Extraje los teléfonos del bolsillo. Uno era el que Sara me había regalado y el otro el suyo propio, que me había llevado sin darme cuenta. Me sentí mal por el robo involuntario, pero por otro lado, sabiendo las cosas de las que era capaz esa mujer, tal vez había sido lo mejor: quién sabe qué complot hubiese organizado si se lo hubiese dejado. Rebusqué en mi mochila y extraje el teléfono que me dio Adela, que tanta culpa había sentido por usar. Sin dudarlo extraje el chip del otro aparato con un clip y se lo puse.

Al fin. Capítulo cerrado.

Me recliné en el asiento y di un largo suspiro. Solo entonces la breve pila de papeles sobre la mesa llamó mi atención. La hoja de más encima estaba escrita a mano en papel de cuaderno, mientras que las de abajo parecían formar parte de algún tipo de documento legal. Tomé la hoja manuscrita con curiosidad y la leí.

"Gabriel:

Lo dejé a tu nombre. Es suficiente para resolver todos tus problemas. Cóbralo lo antes posible y asegúrate de destruir este papel.

Perdón por todo.

Te amo.

Papá"

Sentí un vacío formarse en mi estómago y tomé el documento de abajo con un terrible presentimiento.

Era un seguro de vida. Me levanté de un salto.

—¡¿PAPÁ?!

Nadie respondió. Agucé el oído y a la distancia me pareció escuchar agua corriendo en el baño. Cojeé hacia allá, apoyándome en las paredes e intenté abrir la puerta, pero estaba trabada. Le di un empujón con el hombro y la sentí ceder. Otro empujón y se abrió. Miré hacia adentro, esperando lo peor. Estaba vacío, el sonido provenía del otro lado del delgado muro que nos dividía de la casa de al lado. 

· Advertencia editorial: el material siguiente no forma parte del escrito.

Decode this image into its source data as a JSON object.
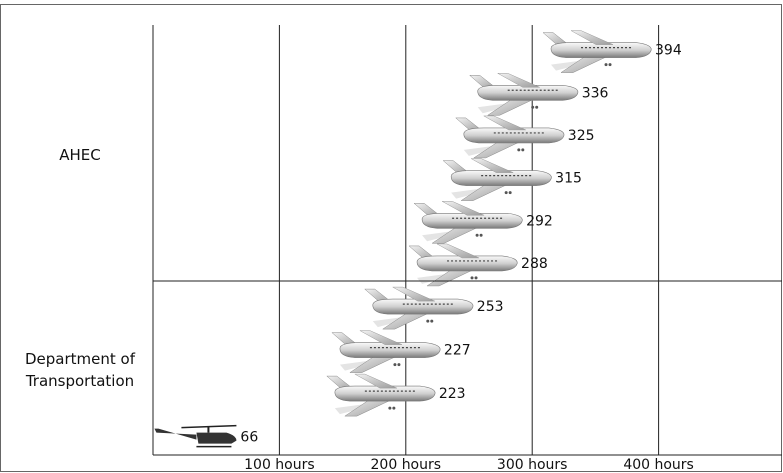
{
  "chart_data": {
    "type": "pictograph",
    "categories": [
      "AHEC",
      "Department of Transportation"
    ],
    "values": [
      [
        394,
        336,
        325,
        315,
        292,
        288
      ],
      [
        253,
        227,
        223,
        66
      ]
    ],
    "xlim": [
      0,
      500
    ],
    "xticks": [
      {
        "value": 100,
        "label": "100 hours"
      },
      {
        "value": 200,
        "label": "200 hours"
      },
      {
        "value": 300,
        "label": "300 hours"
      },
      {
        "value": 400,
        "label": "400 hours"
      }
    ],
    "grid": true
  }
}
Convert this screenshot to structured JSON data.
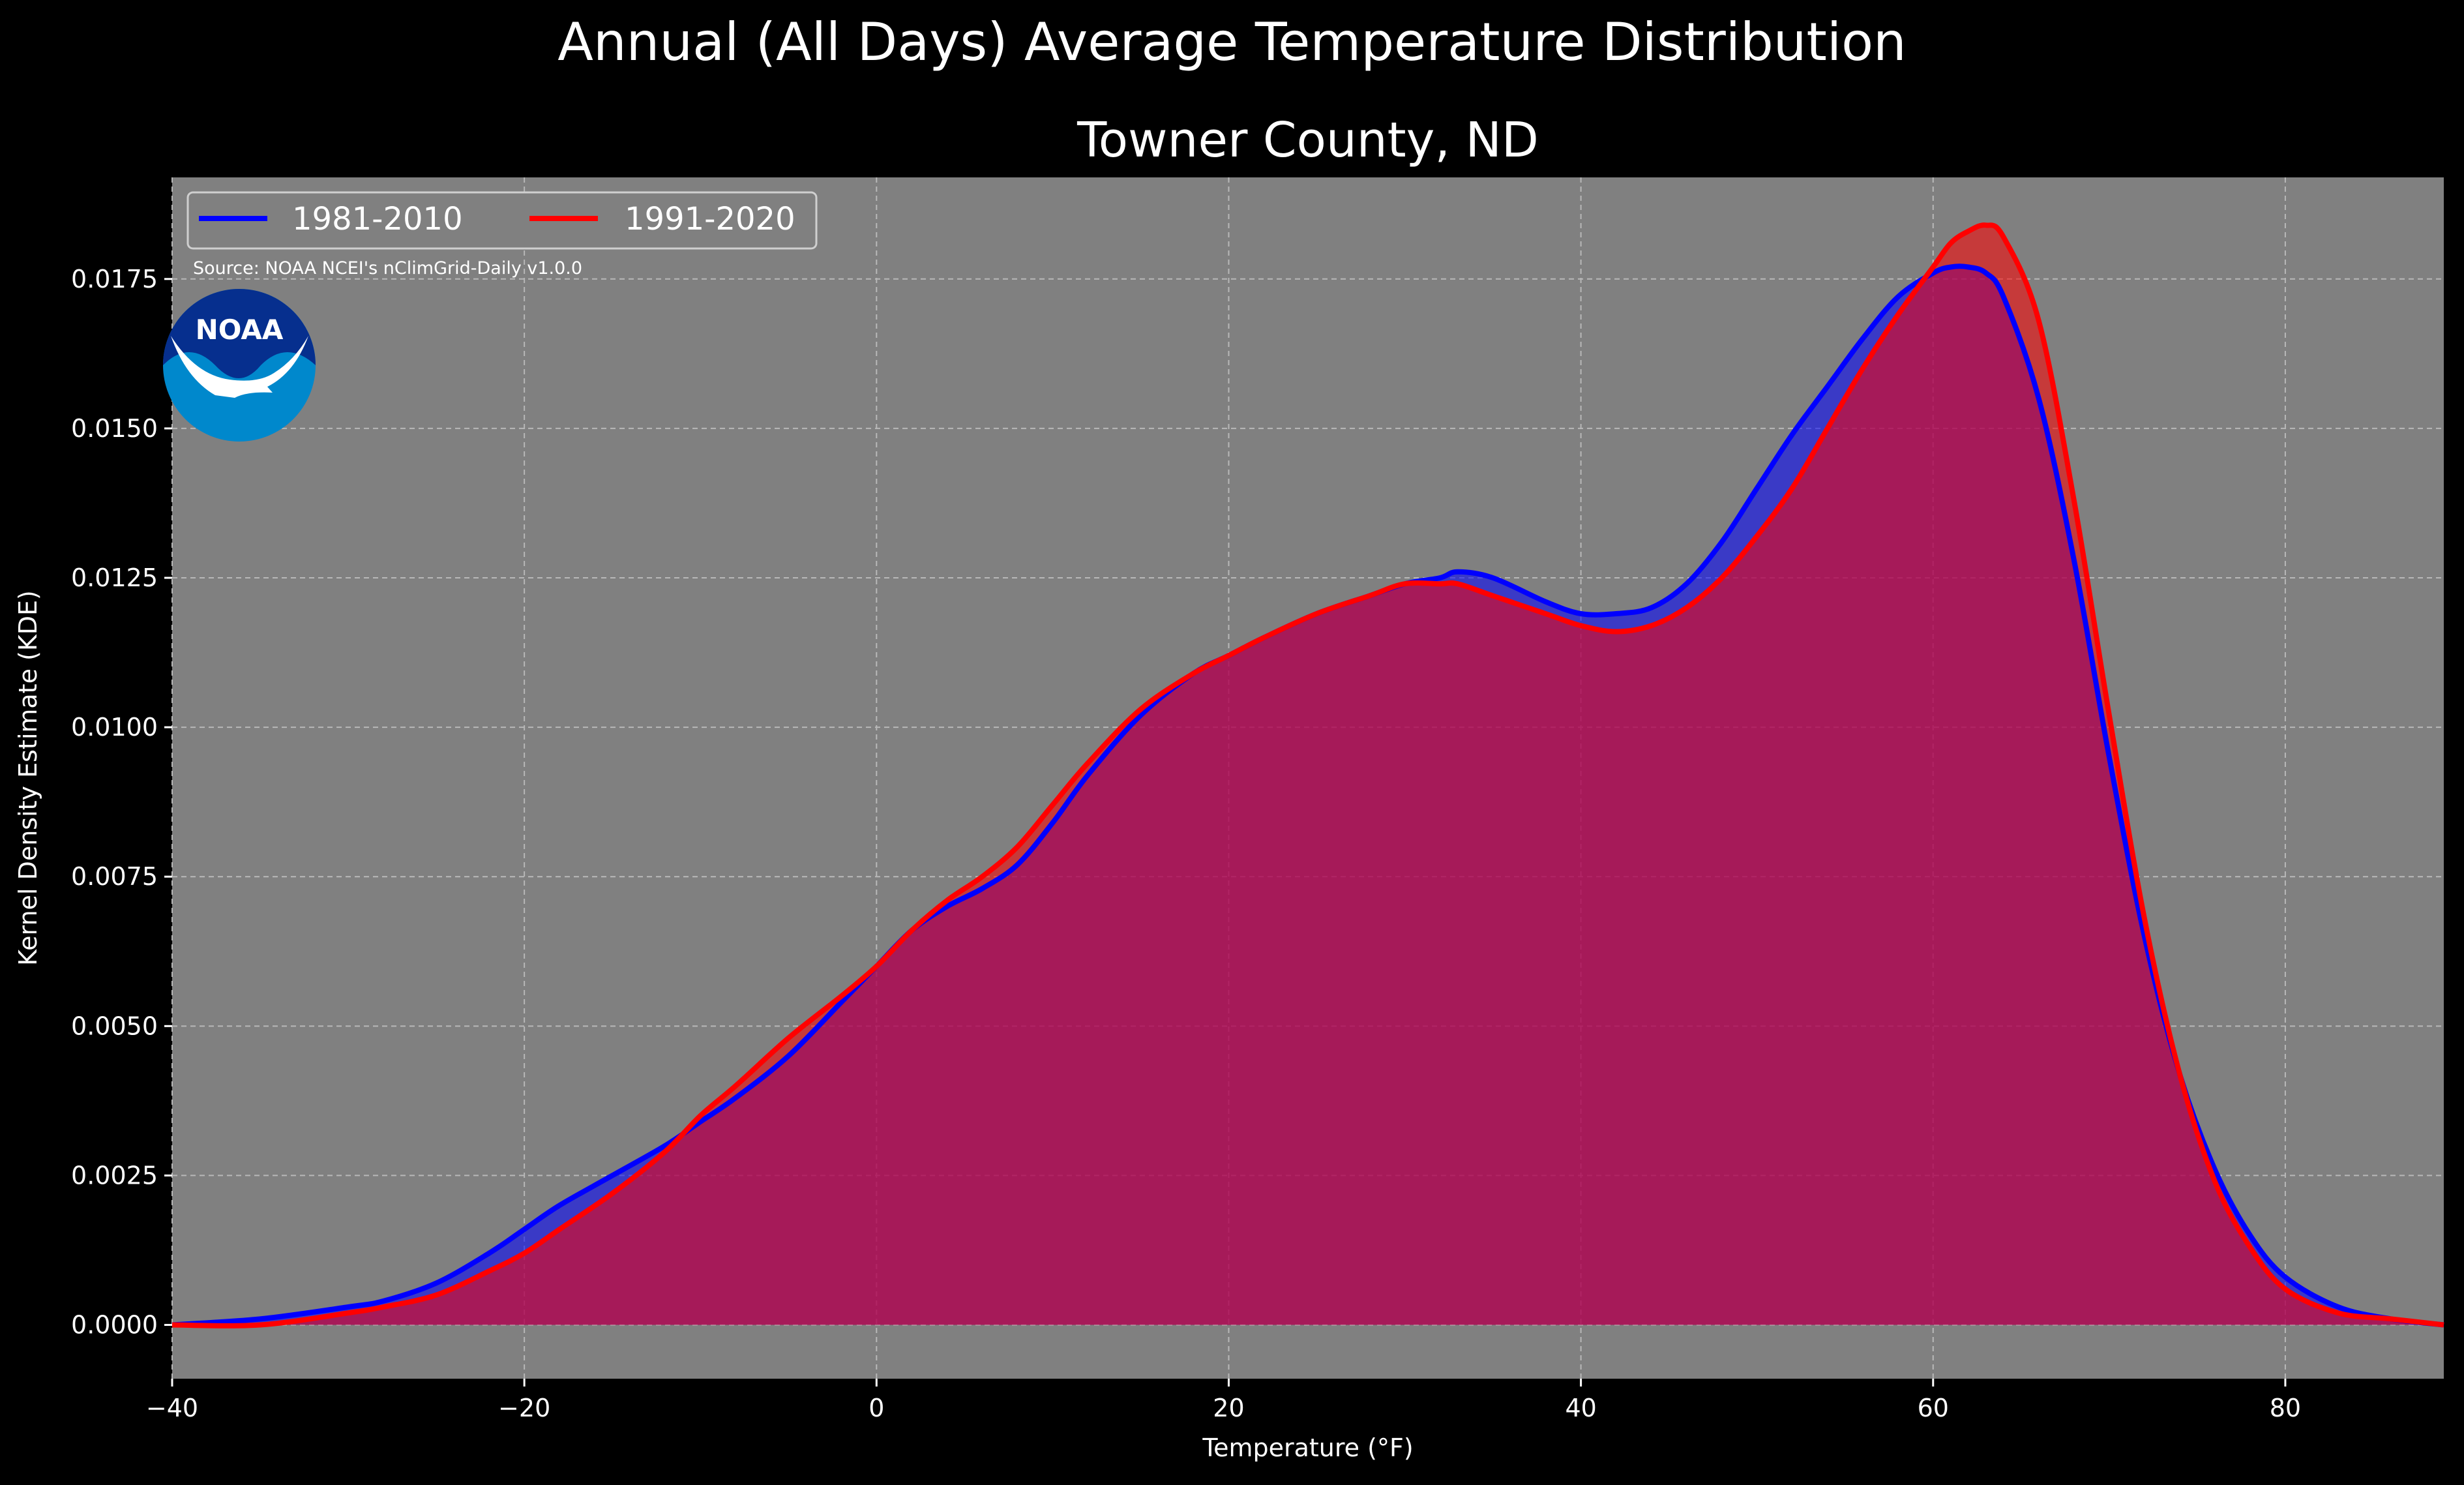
{
  "title": "Annual (All Days) Average Temperature Distribution",
  "subtitle": "Towner County, ND",
  "source": "Source: NOAA NCEI's nClimGrid-Daily v1.0.0",
  "logo_text": "NOAA",
  "colors": {
    "background": "#000000",
    "plot_bg": "#808080",
    "series_1981": "#0000ff",
    "series_1991": "#ff0000",
    "fill_overlap": "#9c1f5c",
    "logo_blue_light": "#0088cc",
    "logo_blue_dark": "#062f8e"
  },
  "chart_data": {
    "type": "area",
    "title": "Towner County, ND",
    "xlabel": "Temperature (°F)",
    "ylabel": "Kernel Density Estimate (KDE)",
    "xlim": [
      -40,
      89
    ],
    "ylim": [
      -0.0009,
      0.0192
    ],
    "xticks": [
      -40,
      -20,
      0,
      20,
      40,
      60,
      80
    ],
    "yticks": [
      0.0,
      0.0025,
      0.005,
      0.0075,
      0.01,
      0.0125,
      0.015,
      0.0175
    ],
    "xtick_labels": [
      "−40",
      "−20",
      "0",
      "20",
      "40",
      "60",
      "80"
    ],
    "ytick_labels": [
      "0.0000",
      "0.0025",
      "0.0050",
      "0.0075",
      "0.0100",
      "0.0125",
      "0.0150",
      "0.0175"
    ],
    "grid": true,
    "legend_position": "top-left",
    "series": [
      {
        "name": "1981-2010",
        "x": [
          -40,
          -35,
          -30,
          -28,
          -25,
          -22,
          -20,
          -18,
          -15,
          -12,
          -10,
          -8,
          -5,
          -2,
          0,
          2,
          4,
          6,
          8,
          10,
          12,
          15,
          18,
          20,
          22,
          25,
          28,
          30,
          32,
          33,
          35,
          38,
          40,
          42,
          44,
          46,
          48,
          50,
          52,
          54,
          56,
          58,
          60,
          61,
          62,
          63,
          64,
          66,
          68,
          70,
          72,
          74,
          76,
          78,
          80,
          83,
          86,
          89
        ],
        "y": [
          0.0,
          0.0001,
          0.0003,
          0.0004,
          0.0007,
          0.0012,
          0.0016,
          0.002,
          0.0025,
          0.003,
          0.0034,
          0.0038,
          0.0045,
          0.0054,
          0.006,
          0.0066,
          0.007,
          0.0073,
          0.0077,
          0.0084,
          0.0092,
          0.0102,
          0.0109,
          0.0112,
          0.0115,
          0.0119,
          0.0122,
          0.0124,
          0.0125,
          0.0126,
          0.0125,
          0.0121,
          0.0119,
          0.0119,
          0.012,
          0.0124,
          0.0131,
          0.014,
          0.0149,
          0.0157,
          0.0165,
          0.0172,
          0.0176,
          0.0177,
          0.0177,
          0.0176,
          0.0172,
          0.0155,
          0.0128,
          0.0095,
          0.0065,
          0.0042,
          0.0026,
          0.0015,
          0.0008,
          0.0003,
          0.0001,
          0.0
        ]
      },
      {
        "name": "1991-2020",
        "x": [
          -40,
          -35,
          -30,
          -28,
          -25,
          -22,
          -20,
          -18,
          -15,
          -12,
          -10,
          -8,
          -5,
          -2,
          0,
          2,
          4,
          6,
          8,
          10,
          12,
          15,
          18,
          20,
          22,
          25,
          28,
          30,
          32,
          33,
          35,
          38,
          40,
          42,
          44,
          46,
          48,
          50,
          52,
          54,
          56,
          58,
          60,
          61,
          62,
          63,
          64,
          66,
          68,
          70,
          72,
          74,
          76,
          78,
          80,
          83,
          86,
          89
        ],
        "y": [
          0.0,
          0.0,
          0.0002,
          0.0003,
          0.0005,
          0.0009,
          0.0012,
          0.0016,
          0.0022,
          0.0029,
          0.0035,
          0.004,
          0.0048,
          0.0055,
          0.006,
          0.0066,
          0.0071,
          0.0075,
          0.008,
          0.0087,
          0.0094,
          0.0103,
          0.0109,
          0.0112,
          0.0115,
          0.0119,
          0.0122,
          0.0124,
          0.0124,
          0.0124,
          0.0122,
          0.0119,
          0.0117,
          0.0116,
          0.0117,
          0.012,
          0.0125,
          0.0132,
          0.014,
          0.015,
          0.016,
          0.0169,
          0.0177,
          0.0181,
          0.0183,
          0.0184,
          0.0182,
          0.0168,
          0.0138,
          0.0102,
          0.0068,
          0.0042,
          0.0024,
          0.0013,
          0.0006,
          0.0002,
          0.0001,
          0.0
        ]
      }
    ]
  }
}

Me volví y recorrí la casa frenéticamente. No había señales de él por ninguna parte. En el living volví a fijarme en su vaso vacío: dos hielos aún relucían casi enteros dentro de él. No podían haber pasado más de unos minutos desde que se había ido... ¿Pero hacia dónde? ¿A lanzarse de un puente? ¿A tirarse a las líneas del metro? No, no podía ser, mi papá no era muy brillante, pero incluso él debía saber que ningún seguro de vida cubre suicidios. La única forma en que podría cobrarlo sería que...

La comprensión me golpeó como una bola de demolición.

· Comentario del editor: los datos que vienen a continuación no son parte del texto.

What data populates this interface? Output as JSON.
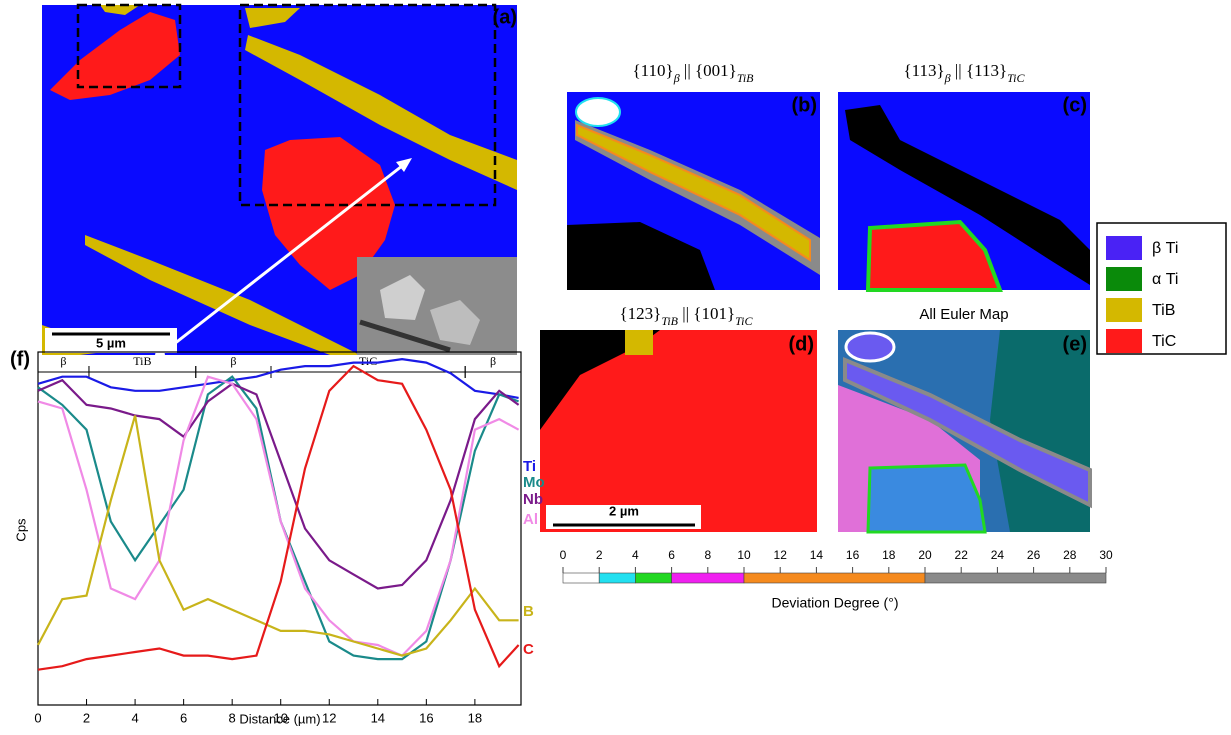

Salí a la calle y corrí en la dirección opuesta a la que había llegado, mi tobillo palpitando y protestando como si estuviera en llamas. Doblé la primera esquina, consciente de que el tramo era demasiado corto, que él ya tenía que estar allí.

—¡PAPÁ! —grité a todo pulmón, con la esperanza de detenerlo—. ¡¡PAPÁÁÁÁ!!

Al doblar la segunda esquina, el inconfundible sonido de un disparo resonó a la distancia. Dos tiros más le siguieron poco después. Aceleré el paso con dientes apretados, las lágrimas corriendo libremente por mis mejillas.

Cuando alcancé el pasaje, iluminado por un único farol funcional, el Zancudo y su grupo escapaban por el otro extremo.

Desde allí, todos mis recuerdos son difusos, inconexos. 

Recuerdo la sensación de irrealidad, la convicción de que nada de eso estaba realmente pasando. 

Recuerdo la mancha oscura creciendo en el pavimento, casi negra bajo la luz amarillenta del farol. 

Recuerdo el peso de su cabeza destrozada en mi mano, la humedad entre mis dedos. 

Recuerdo su expresión ausente, confusa; sus preguntas incoherentes: si Gabriel estaba en la cuna, que por favor prendiera la luz. 

No recuerdo haber gritado por ayuda o haber intentado frenar la sangre con mis manos, pero los vecinos dicen que lo hice, que grité con todo lo que daban mis pulmones. Que los paramédicos, cuando finalmente llegaron, tuvieron que despegarme a la fuerza de él.